L’angioscanographie en coupe sagittale (a) note de multiples défects d’opacification au niveau du sinus sagittal supérieur (flèches) dont les densités sont proches de celle du LCS. Les coupes coronales en T1 en inversion-récupération (b, c) visualisent des zones de signal de type liquidien au niveau du sein du sinus sagittal supérieur (flèches blanches). Ces coupes notent également des granulations de Pacchioni parasagittales (flèches noires).

Fig. 6.8 Granulations de Pacchioni au sein du sinus transverse gauche.
La coupe scanographique après injection de produit de contraste (a) note un défect d’opacification qui présente des densités de type liquidien (flèche).
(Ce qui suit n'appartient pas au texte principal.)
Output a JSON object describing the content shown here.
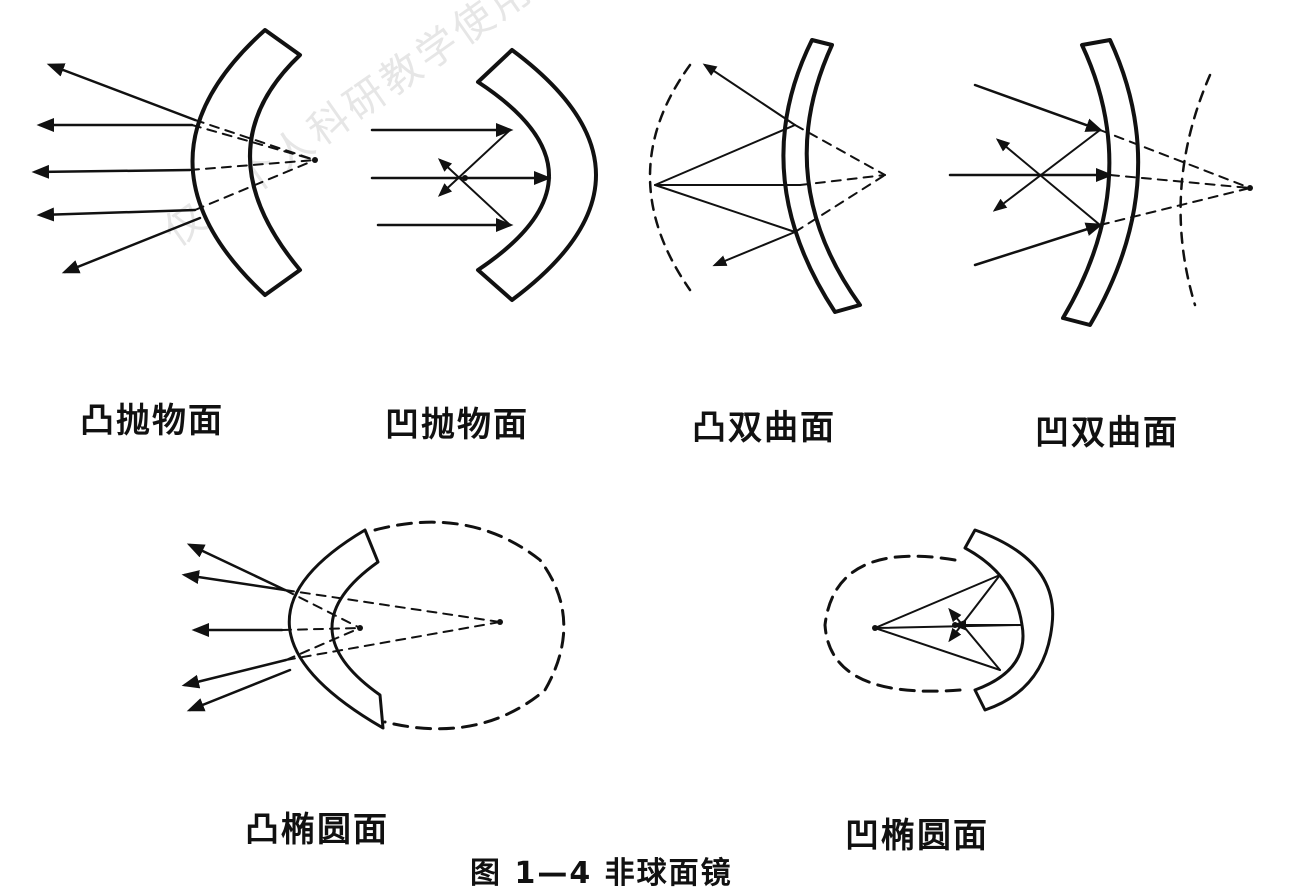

L’ARM veineuse après injection de gadolinium (b) retrouve le défect d’opacification au sein du sinus transverse gauche (flèche).

Fig. 6.9 Granulation de Pacchioni au sein du sinus transverse droit.
La coupe scanographique axiale après injection de produit de contraste (a) et la coupe sagittale native de l’ARM veineuse après injection de gadolinium (b) visualisent un petit défect d’opacification au sein du sinus transverse droit (flèches). Noter que le sinus apparaît parfaitement perméable.
Les signes scanographiques associés intéressent le parenchyme cérébral et les méninges : œdème cérébral et/ou hématome parenchymateux dans le territoire de drainage veineux concerné à prédominance sous-corticale, prise de contraste de la faux du cerveau, prise de contraste leptoméningée, hémorragie sous-arachnoïdienne localisée.